All scans were reported by two consultant radiologists, having more than five years of expertise, on a standard picture archiving and diagnostic system (PACS) station at a predetermined window width of 800-1600 HU and window level of -800 to -500HU for lung parenchyma.
Radiological features were graded as per RSNA expert consensus statement on reporting chest CT findings related to COVID-19,11 as typical, indeterminate, atypical, and negative for COVID-19 pneumonia. CT-SS is a modification of criterion employed to report ground-glass opacity, air trapping and interstitial opacity in patients of SARS in 2003.13,14 Both lungs contain a total of 18 bronchopulmonary segments, which are split into 20 regions. The apicoposterior segment of left upper lobe was split into apical and posterior, and anteromedial basal segment of left lower lobe was divided into anterior basal and medial basal regions. Changes in each region had specified scores of 0, 1, and 2 for 0%, less than 50% and more than 50% parenchymal opacification, respectively. The CT-SS was calculated by adding all scores, with a range of 0-40 for both lungs.
IBM SPSS version 25.0 programme was employed for statistical analysis. Mean ± standard deviation values were used for continuous variables like age, right, left and total lung scores along with comparative analysis by one-way ANOVA and independent sample t-test and percentages were used for nominal variables like gender and clinical symptoms. Patterns and scores of HRCT findings in moderate and severe groups were compared using Chi-square test and Fisher’s exact test. Weighted Kappa coefficient was utilised to assess the uniformity of lung region scoring by the two observers (values ≤ 0 showing no consistency, 0.01–0.20 as slight, 0.21–0.40 as mild, 0.41– 0.60 as moderate, 0.61–0.80 as significant, and 0.81–1.00 as near perfect consistency). Inter-observer reliability for individual and total lung CT-SS scores was calculated using intraclass correlation coefficient [ICC] (graded as acceptable=0.70-0.80, good=0.80-0.90, excellent=0.90-1.0). A p-value less than 0.05 was taken as statistically significant. ROC curve analysis was conducted to assess area under the curve (AUC); and calculate sensitivity, specificity and threshold for discrimination of moderate from severe group.
RESULTS
Out of 500 patients, 155 (31%) were placed in the minimal, 230 (46%) in the moderate, and 115 (23%) in the severe group (Table I) with respective mean ages of 37.90, 47.77 and 54.76 years (p<0.001). The commonest clinical symptoms were cough (288/500, 57.6%, p<0.001) and fever (247/500, 49.4%, p<0.001). Significant association of COVID-19 patients with diabetes mellitus (51/500, 10.2%, p=0.001), hypertension (57/500, 11.4%, p<0.001), and ischemic heart disease (41/500, 8.2%, p=0.001) was noted.

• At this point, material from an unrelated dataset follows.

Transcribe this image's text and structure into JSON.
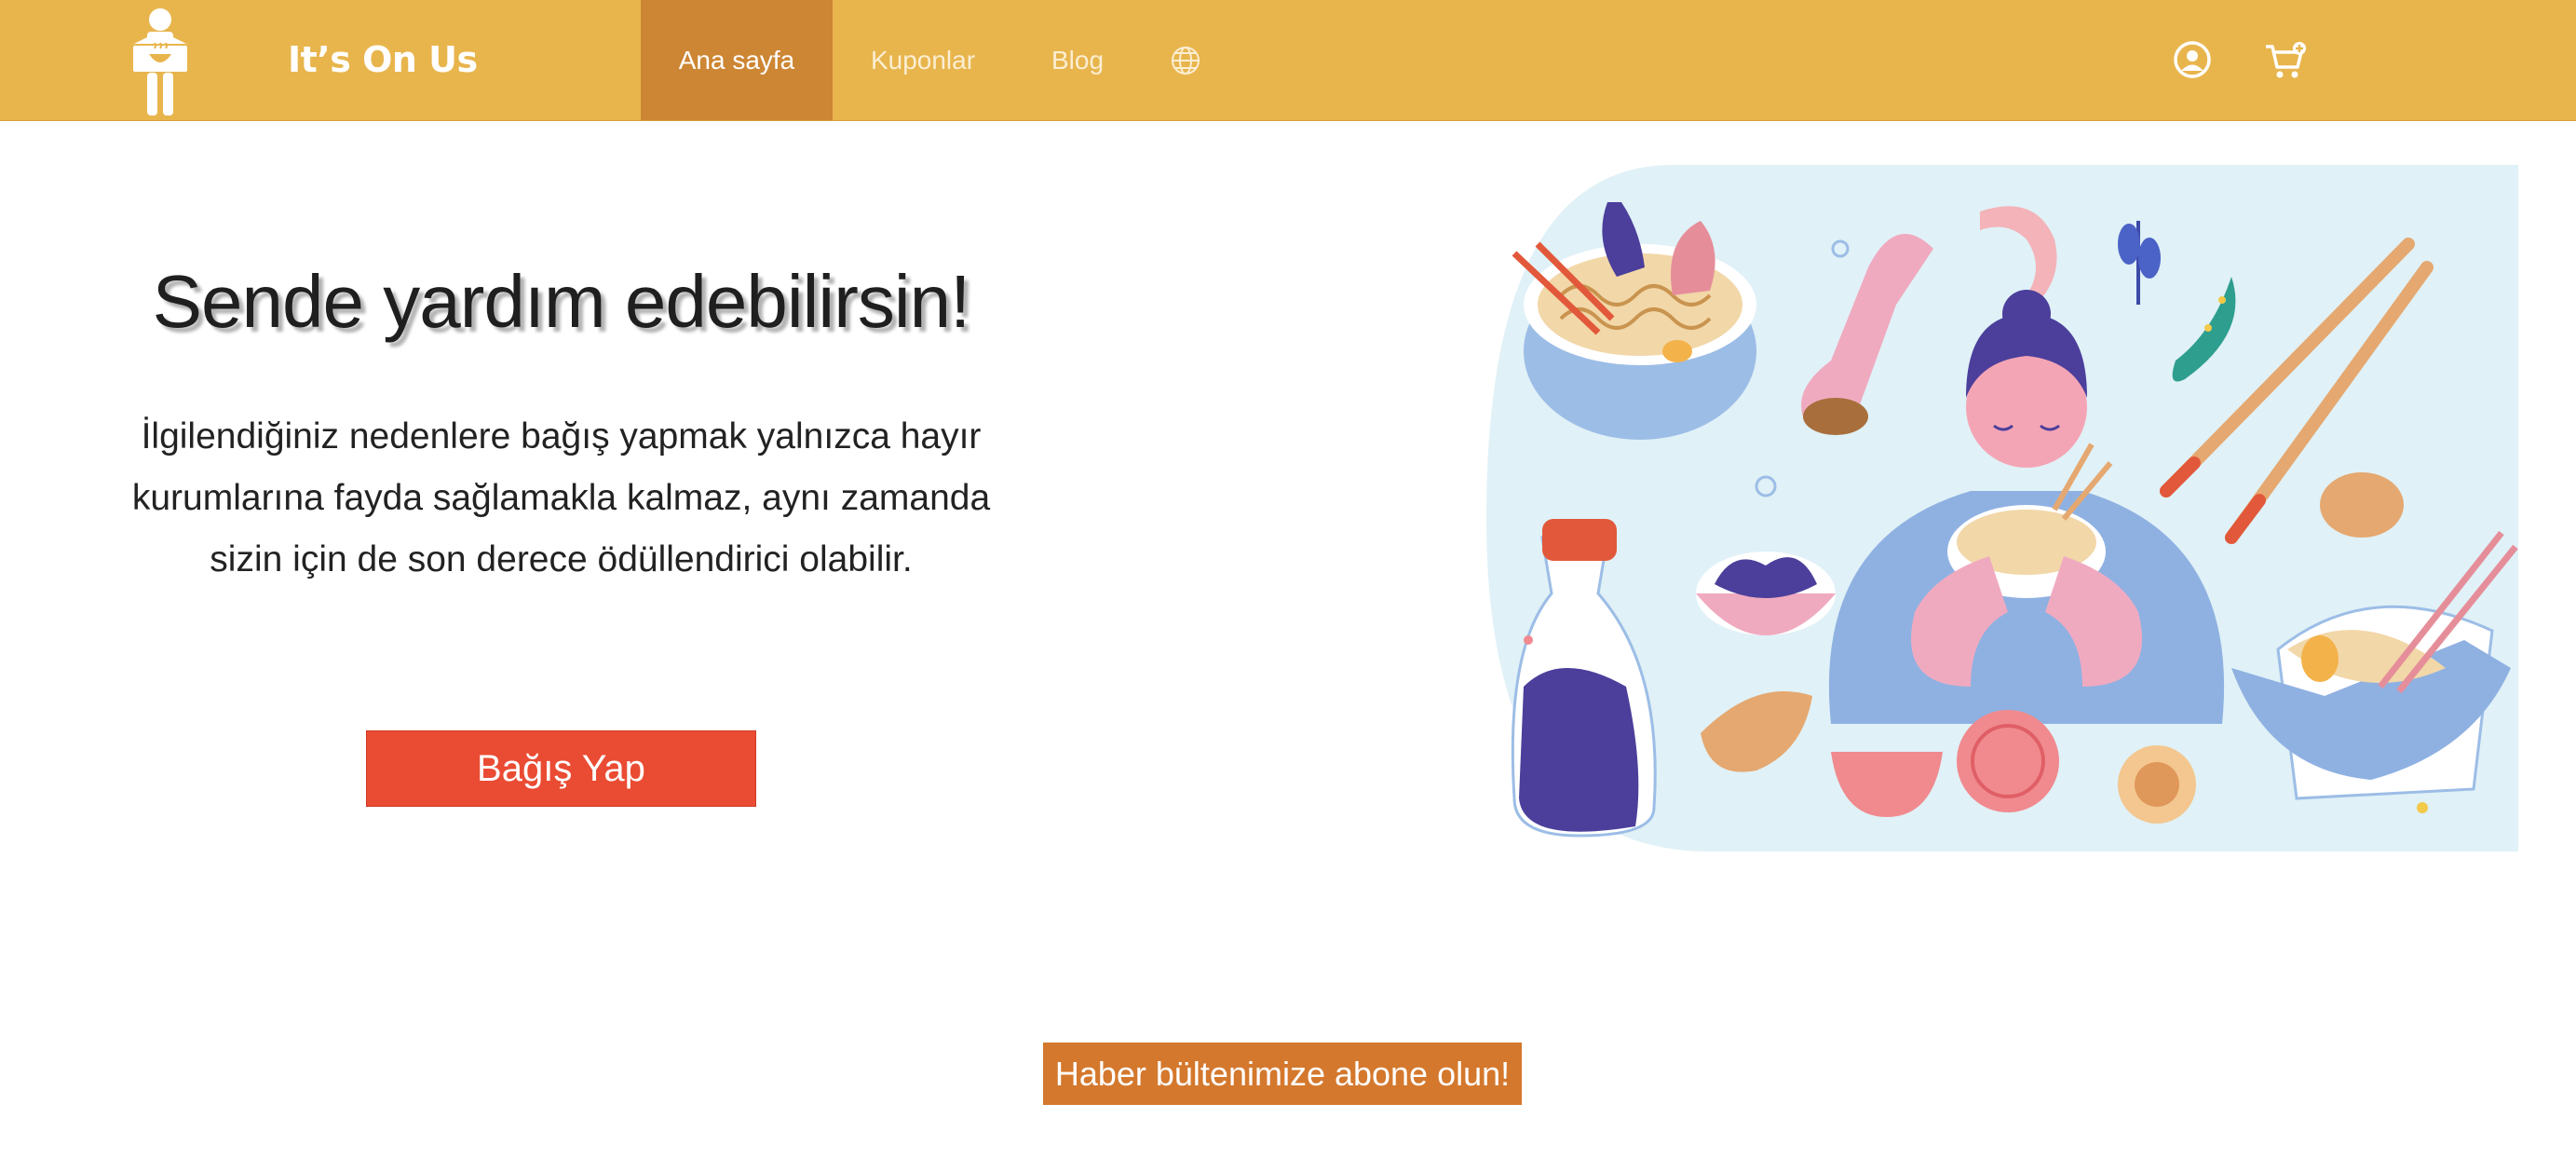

The ICC for CT-SS of both lungs was found to be excellent in this study (n=500, ICC median=0.986, ICC mean=0.993). Excellent agreement was also noticed in scoring of right and left lungs (ICC median=0.979, ICC mean=0.989). The weighted Kappa for scoring of individual lung regions also demonstrated near perfect agreement between the two observers (Values ranging between 0.80-1.00). The scores calculated by one of the readers was then selected randomly for further investigation.
Overall, posterior basal segments of both lower lobes [right, 277/345 (80.3%); left, 245/345 (71.0%)], apical segments of both lower lobes [right, 264/345 (76.5%); left, 243/345 (70.4%)], lateral basal segments of both lower lobes [right, 220/345(63.8%); left, 202/345 (58.5%)], and anterior and posterior segments of right upper lobe [anterior, 211/345 (61.1%); posterior, 220/345 (63.8%)] were found to be the sites most frequently involved in COVID-19 (Table II).
Statistically significant differences were noted between CT-SS of moderate and severe groups in each lung segment with p-value less than 0.05. Mean right lung score was 5.27 ± 4.024, left lung score 4.33 ± 3.627, and total CT-SS of both lungs was 9.61 ± 7.096 in the moderate group. The average right lung score was 13.45 ± 3.606, left lung score was 12.20 ± 4.288, and the total CT-SS of both lungs was found to be 25.67 ± 7.419 in the severe group.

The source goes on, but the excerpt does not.